В теплом чуме уже все проснулись. Первым делом мать Сайына и Ягеля распалила пламя в очаге. Древесный запах впитывался в широкие шубы юношей теплотой.
-Ёнко заболел. -сказал Сайын, не разуваясь. Он облокотился к одной из балок, меж которыми, точно перепонки на лягушачьих лапах, были натянуты шкуры. Мать издала раздраженный тявок, и бросила в сына жесткую метелку.
-Не говори плохостей с порогу! Не хорошо это! Не делай так!
-Строганина осталась? Может из хладника еще вытащить? -озаботился Сайын, подобрав с пола редкую метелку.
-И собак уже кормить надо. -Жалобно заканючил Ягель. -У них носы посинели. Можно в дом завести уже?
-Ты..! -с уличающей любой тыкнула в Ягеля пальцем женщина. -...Откуда оленям ветки вытащил? Не из моих ли метел? А, Боллыш? Не из метел ли? Оленей ты жалеешь, а меня-нет? Мне сор своею косой выметать? Шапкой? Варюжкой? -женщина не могла долго отчитывать, и наконец расхохоталась. -Заводи, заводи ты своих собак! Испопереживался-то как! И снега наберите!
-Ама, мы купим тебе новых метел по пути в город. -поднял взгляд старший.
-Куда? -раздалось сонное кряхтенье из под груды меха, что служила в чуме местом сна отца и матери.
-Выспался, неся? – подскочил Ягель к цветастой ткани, чтобы отодвинуть ее, и увидеть отца.
-Куда, спрашиваю, собрались? -вылезло лицо в перекособоченной тонкой шапке.
-Еля и Ёнко письмо проят отправить. Ёнко, видимо, заболел не слабо.
-Вот тебе на! – выскочил муж наполовину, и тут же закурил сигарету. -Пусть эта Еля берет, да едет через всю степь сама! Своих сыновей не вырастила, чуть что, о моих вспоминает! На нее смотри! А ты на что согласие дал? -лоб мужчины превратился в гармошку, и густо покраснел от недовольства.
-Попросила..-поразмыслив, ответил сын.
-Попросила! И что, что попросила? Я тебя который год прошу кутум наловить, взялся ты хоть раз за удило?

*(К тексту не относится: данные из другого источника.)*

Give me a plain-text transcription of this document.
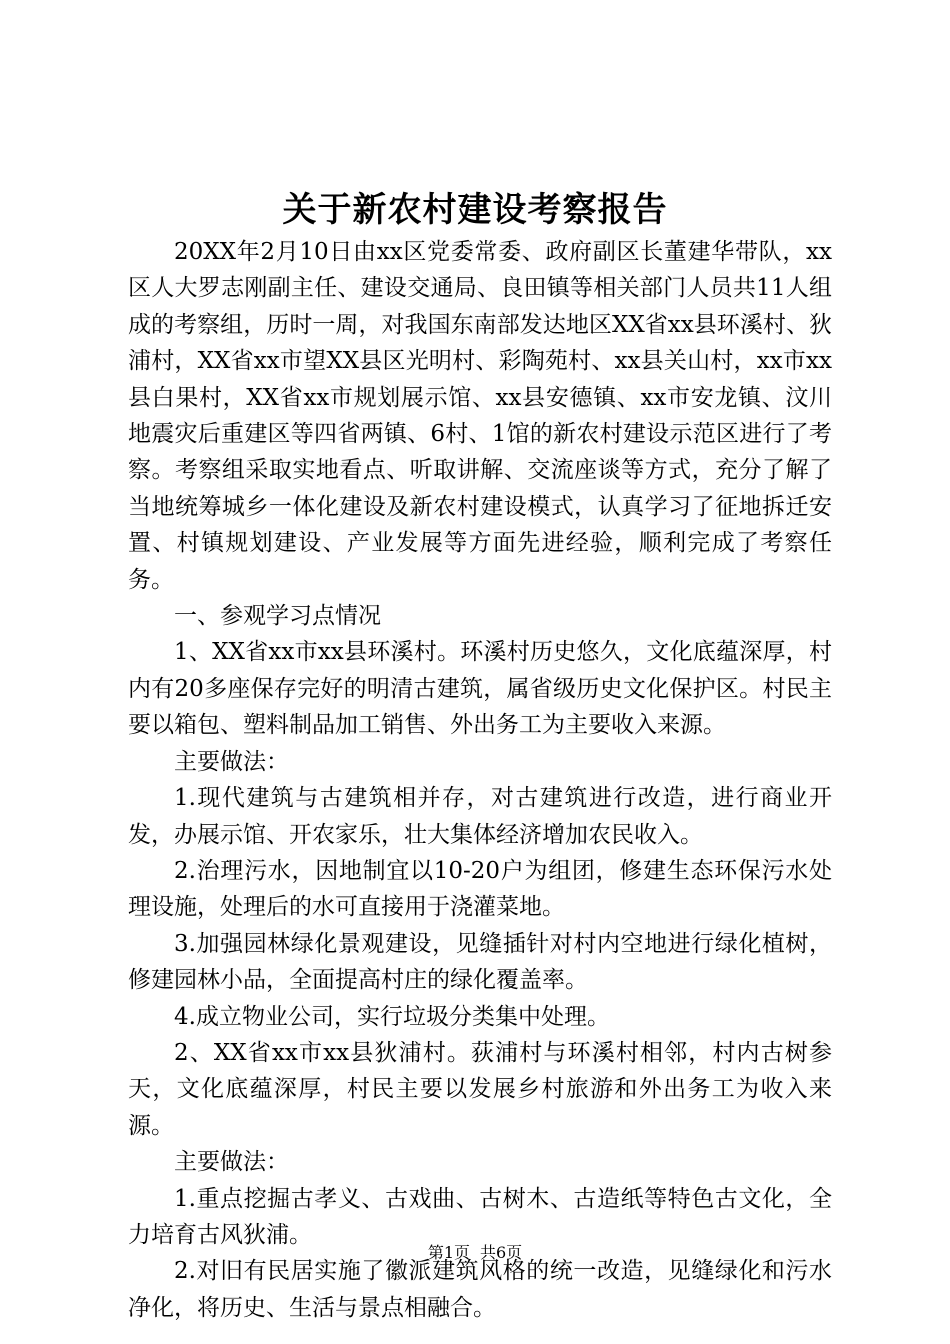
关于新农村建设考察报告

20XX年2月10日由xx区党委常委、政府副区长董建华带队，xx区人大罗志刚副主任、建设交通局、良田镇等相关部门人员共11人组成的考察组，历时一周，对我国东南部发达地区XX省xx县环溪村、狄浦村，XX省xx市望XX县区光明村、彩陶苑村、xx县关山村，xx市xx县白果村，XX省xx市规划展示馆、xx县安德镇、xx市安龙镇、汶川地震灾后重建区等四省两镇、6村、1馆的新农村建设示范区进行了考察。考察组采取实地看点、听取讲解、交流座谈等方式，充分了解了当地统筹城乡一体化建设及新农村建设模式，认真学习了征地拆迁安置、村镇规划建设、产业发展等方面先进经验，顺利完成了考察任务。

一、参观学习点情况

1、XX省xx市xx县环溪村。环溪村历史悠久，文化底蕴深厚，村内有20多座保存完好的明清古建筑，属省级历史文化保护区。村民主要以箱包、塑料制品加工销售、外出务工为主要收入来源。

主要做法：

1.现代建筑与古建筑相并存，对古建筑进行改造，进行商业开发，办展示馆、开农家乐，壮大集体经济增加农民收入。

2.治理污水，因地制宜以10-20户为组团，修建生态环保污水处理设施，处理后的水可直接用于浇灌菜地。

3.加强园林绿化景观建设，见缝插针对村内空地进行绿化植树，修建园林小品，全面提高村庄的绿化覆盖率。

4.成立物业公司，实行垃圾分类集中处理。

2、XX省xx市xx县狄浦村。荻浦村与环溪村相邻，村内古树参天，文化底蕴深厚，村民主要以发展乡村旅游和外出务工为收入来源。

主要做法：

1.重点挖掘古孝义、古戏曲、古树木、古造纸等特色古文化，全力培育古风狄浦。

2.对旧有民居实施了徽派建筑风格的统一改造，见缝绿化和污水净化，将历史、生活与景点相融合。

第1页 共6页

Лицо Сайына осенило виной, он не возражая слушал с надутыми губами, чтобы в конце слов отца, выдать:
-Рыбу ловить холодно, долго там сидеть. -широко улыбнувшись, возразила жена. Была она излинена не старыми, а молодыми морщинами – в уголках глаз да в уголках широких губ, да на большом грубглом лбу. Морщины смеха и были ее лицом, с узкими горящими жизнью глазами. Ей нравилось носить две длиннющие косы, черных, как ночь. Рукодельницей она была слабой, но старалась украшать одежду семьи как могла. Не редко возникали на этой почве ссоры, мол, рукав отвалился в -40 то! Или, наоборот, кто еле горло проунул в ворот...Но все заканчиволось по-добру, ведь горячий смех от самого сердца и улыбка до от самой души могла растопить метровый лед – так тепло смеялась Удабан, и если не сперва, то всегда в конце. Ненцы в женах не разборчивы, есть – и то хорошо! Но иногда удивительным казалось, почему стали они вместе жить? Их не сводили, нашли они друг друга сами, давным-давно на фестивале, куда съезжались все ненцы о степи, кому хотелось веселья и было не лень. Она скакала в огромных валенках, с которых осыпались все нашитые украшения: нити, бусины, клочки шерсти...все пропадало под ее топотом, в такт традиционным песнопениям. А он стоял столбом, и не завести такого было в хоровод, да и больше на оленей разнаряженных глядел, чем на людей. Сам по себе ничего не боялся, а вот с людьми сблизиться боялся будто.
Младший сын завел шестерку пушистых собак в чум. Те начали подскуливать и подплясывать от тепла и присутствия любимых хозяев, а еще от ожидания еды. Но собаки никогда не наглели, ведь в чуме места не много, невоспитанного гостя тут же выдворят за порог, чтоб меру шалостям знал. Повозившиь на пороге, собаки разбрелись по разным краям чума и затихли, только большие их глазенки следили за очагом, откуда подавалась долгожданная порция. Боллыш, он же прозванный Ягелем, довольно оглядел воих собак, и взял глубокий котел, куда собрался набрать столько снега, чтоб хватило и на собак и на людей. Ведь им, псам, нужно было растопить жирную кашу как следует, а самим им, людям, позавтракать, запивая чаем погорячее.